Transaction lifecycle

Transactions have only two operations: apply a new transaction and revoke a previously applied one. However, a transaction will go through several states between the creation and the effective and irreversible application. This lifecycle is summarized in the diagram below that will now be described state by state.

  • NEW: Initial state. The transaction has been created but hasn't already been triggered to apply. This is the state while the transaction can be edited. Waiting for the user to apply this transaction.
  • TRIGGERED: The transaction has been triggered to be applied. Immediately after it asks acceptance from all pertinent authorities. It is waiting for their response. It will become ACCEPTED or REJECTED.
  • ACCEPTED: The transaction has been accepted by all authorities. It is being effectively applied by the system. This state is very short-lived in local transactions. The following state will be COMMITTED or ERROR if system fails to apply the transaction -for instance, a remote server couldn't respond.
  • COMMITTED: The transaction is successfully applied. It can however be revoked. If there aren't issues for this transaction after a prudencial time, it will be archived.
  • ARCHIVED: The transaction is archived and successfully applied. Nothing can be done with it. It exists only as historical data.
  • REJECTED: The transaction -previously triggered to be applied- has been rejected by some of the authorities. It will be discarded after a prudential time. It can sill become ACCEPTED if some authorities rectify.
  • DISCARDED: The transaction is discarded and has not been applied. Nothing can be done with it. It exists only as historical data.
  • ERROR: Some system error occurred while applying or revoking the transaction. The administrator should take care of it.
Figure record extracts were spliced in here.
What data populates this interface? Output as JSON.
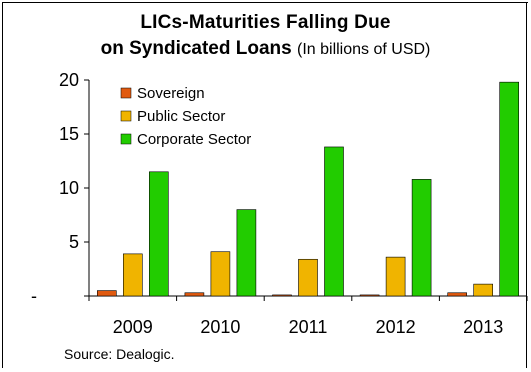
{
  "chart_data": {
    "type": "bar",
    "title_line1": "LICs-Maturities Falling Due",
    "title_line2_bold": "on Syndicated Loans",
    "title_line2_normal": "(In billions of USD)",
    "categories": [
      "2009",
      "2010",
      "2011",
      "2012",
      "2013"
    ],
    "series": [
      {
        "name": "Sovereign",
        "values": [
          0.5,
          0.3,
          0.1,
          0.1,
          0.3
        ],
        "color": "#e05a10"
      },
      {
        "name": "Public Sector",
        "values": [
          3.9,
          4.1,
          3.4,
          3.6,
          1.1
        ],
        "color": "#f0b400"
      },
      {
        "name": "Corporate Sector",
        "values": [
          11.5,
          8.0,
          13.8,
          10.8,
          19.8
        ],
        "color": "#22cc00"
      }
    ],
    "ylim": [
      0,
      20
    ],
    "yticks": [
      {
        "value": 0,
        "label": "-"
      },
      {
        "value": 5,
        "label": "5"
      },
      {
        "value": 10,
        "label": "10"
      },
      {
        "value": 15,
        "label": "15"
      },
      {
        "value": 20,
        "label": "20"
      }
    ],
    "legend_position": "top-left",
    "grid": false,
    "source": "Source: Dealogic."
  }
}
These were the distinct states a transaction may pass through while being applied. The following are those states related with the revoke operation. The starting state of the revoke operation is the COMMITTED state.
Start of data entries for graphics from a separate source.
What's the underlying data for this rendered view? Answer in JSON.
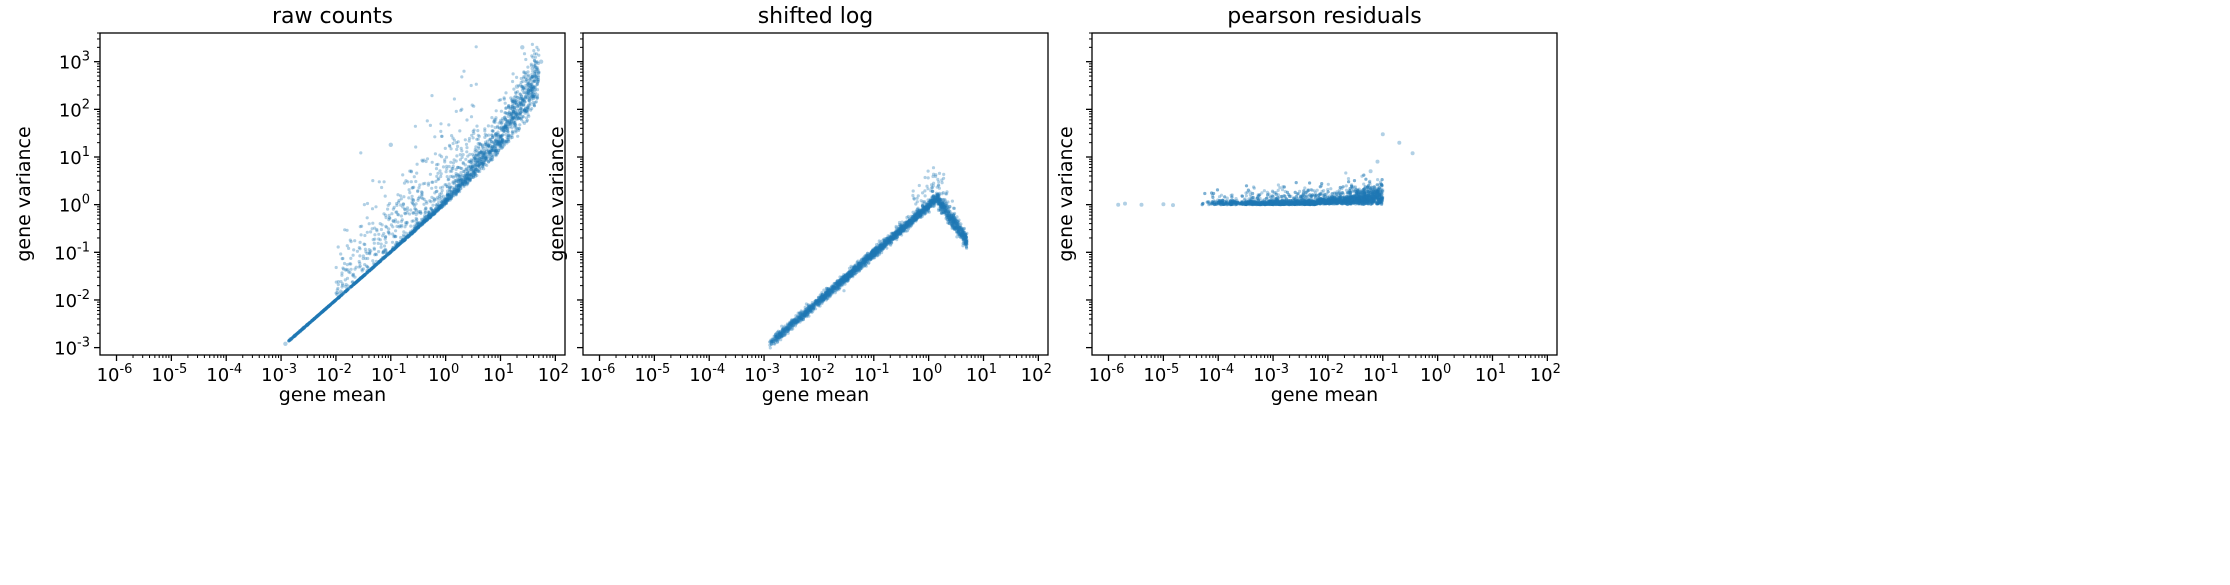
{
  "chart_data": [
    {
      "type": "scatter",
      "title": "raw counts",
      "xlabel": "gene mean",
      "ylabel": "gene variance",
      "xscale": "log",
      "yscale": "log",
      "xlim": [
        5e-07,
        150
      ],
      "ylim": [
        0.0007,
        4000
      ],
      "x_ticks": [
        "10-6",
        "10-5",
        "10-4",
        "10-3",
        "10-2",
        "10-1",
        "100",
        "101",
        "102"
      ],
      "y_ticks": [
        "10-3",
        "10-2",
        "10-1",
        "100",
        "101",
        "102",
        "103"
      ],
      "y_ticklabels_visible": true,
      "color": "#1f77b4",
      "description_points": [
        {
          "x": 0.0012,
          "y": 0.0012
        },
        {
          "x": 0.0015,
          "y": 0.0015
        },
        {
          "x": 0.002,
          "y": 0.002
        },
        {
          "x": 0.0025,
          "y": 0.0025
        },
        {
          "x": 0.003,
          "y": 0.003
        },
        {
          "x": 0.005,
          "y": 0.005
        },
        {
          "x": 0.01,
          "y": 0.011
        },
        {
          "x": 0.03,
          "y": 0.04
        },
        {
          "x": 0.05,
          "y": 0.3
        },
        {
          "x": 0.1,
          "y": 0.12
        },
        {
          "x": 0.1,
          "y": 1.0
        },
        {
          "x": 0.1,
          "y": 18
        },
        {
          "x": 0.3,
          "y": 0.5
        },
        {
          "x": 0.5,
          "y": 3
        },
        {
          "x": 1,
          "y": 2
        },
        {
          "x": 3,
          "y": 10
        },
        {
          "x": 10,
          "y": 60
        },
        {
          "x": 20,
          "y": 300
        },
        {
          "x": 25,
          "y": 2000
        },
        {
          "x": 55,
          "y": 1000
        }
      ]
    },
    {
      "type": "scatter",
      "title": "shifted log",
      "xlabel": "gene mean",
      "ylabel": "gene variance",
      "xscale": "log",
      "yscale": "log",
      "xlim": [
        5e-07,
        150
      ],
      "ylim": [
        0.0007,
        4000
      ],
      "x_ticks": [
        "10-6",
        "10-5",
        "10-4",
        "10-3",
        "10-2",
        "10-1",
        "100",
        "101",
        "102"
      ],
      "y_ticks": [],
      "y_ticklabels_visible": false,
      "color": "#1f77b4",
      "description_points": [
        {
          "x": 0.0013,
          "y": 0.0015
        },
        {
          "x": 0.003,
          "y": 0.004
        },
        {
          "x": 0.01,
          "y": 0.012
        },
        {
          "x": 0.03,
          "y": 0.04
        },
        {
          "x": 0.1,
          "y": 0.12
        },
        {
          "x": 0.3,
          "y": 0.35
        },
        {
          "x": 1,
          "y": 0.9
        },
        {
          "x": 1.5,
          "y": 1.1
        },
        {
          "x": 1.3,
          "y": 2.5
        },
        {
          "x": 3,
          "y": 0.8
        },
        {
          "x": 4.5,
          "y": 0.25
        }
      ]
    },
    {
      "type": "scatter",
      "title": "pearson residuals",
      "xlabel": "gene mean",
      "ylabel": "gene variance",
      "xscale": "log",
      "yscale": "log",
      "xlim": [
        5e-07,
        150
      ],
      "ylim": [
        0.0007,
        4000
      ],
      "x_ticks": [
        "10-6",
        "10-5",
        "10-4",
        "10-3",
        "10-2",
        "10-1",
        "100",
        "101",
        "102"
      ],
      "y_ticks": [],
      "y_ticklabels_visible": false,
      "color": "#1f77b4",
      "description_points": [
        {
          "x": 1.5e-06,
          "y": 1.0
        },
        {
          "x": 1e-05,
          "y": 1.0
        },
        {
          "x": 0.0001,
          "y": 1.0
        },
        {
          "x": 0.001,
          "y": 1.05
        },
        {
          "x": 0.01,
          "y": 1.1
        },
        {
          "x": 0.03,
          "y": 1.5
        },
        {
          "x": 0.06,
          "y": 5
        },
        {
          "x": 0.08,
          "y": 8
        },
        {
          "x": 0.1,
          "y": 30
        },
        {
          "x": 0.35,
          "y": 12
        }
      ]
    }
  ]
}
  • REVOKE TRIGGERED: The transaction has been triggered to be revoked. Waiting for acceptance of this operation by all authorities.
  • REVOKE ACCEPTED: The revoke operation has been accepted by all authorities. The system is effectively revoking the transaction. This state is very short-lived state in local transactions. The following state will be REVOKED or ERROR if system fails to revoke the transaction.
  • REVOKE REJECTED: Some authorities did not accept the revoke operation. The transaction will remain applied and it will be ARCHIVED after a prudential time.
  • REVOKED: The transaction has been successfully revoked. It will become DISCARDED after a prudential time.
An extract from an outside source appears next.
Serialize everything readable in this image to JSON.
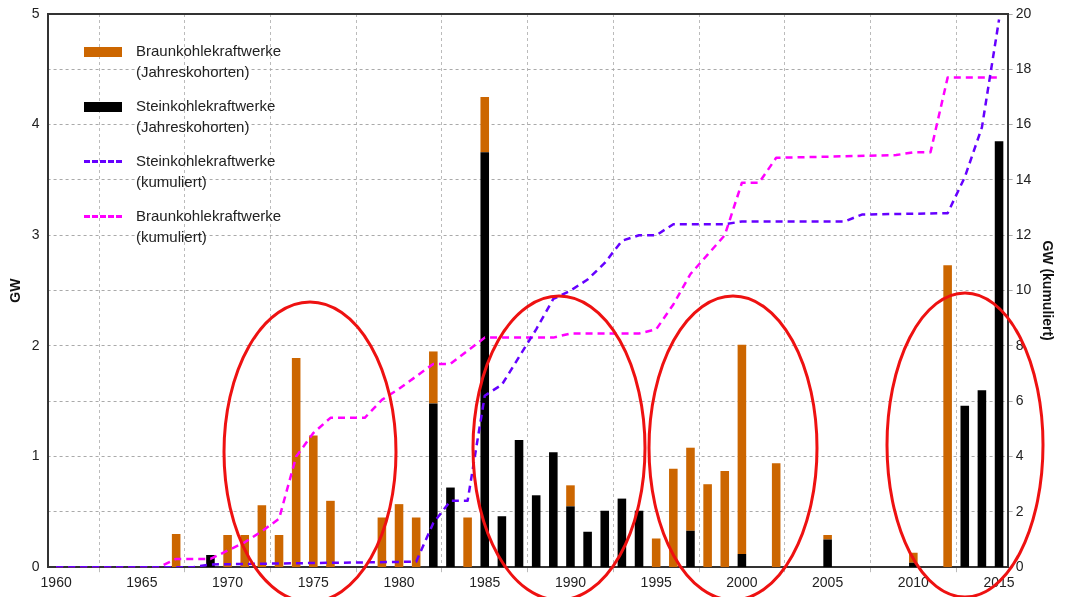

The transaction state is changed using the setState() function of the Transaction interface. This function also triggers the appropriate actions. For instance, when the state is changed from TRIGGERED to ACCEPTED, it starts the effective application of the transaction.

states_transaction.png
Estados de las transacciones

CES Bank module class diagram

Class diagram for the banking module. It is an approximation of the actual implementation: there are many more properties and methods, and some of them may have distinct names. However, the architectural essence is correct.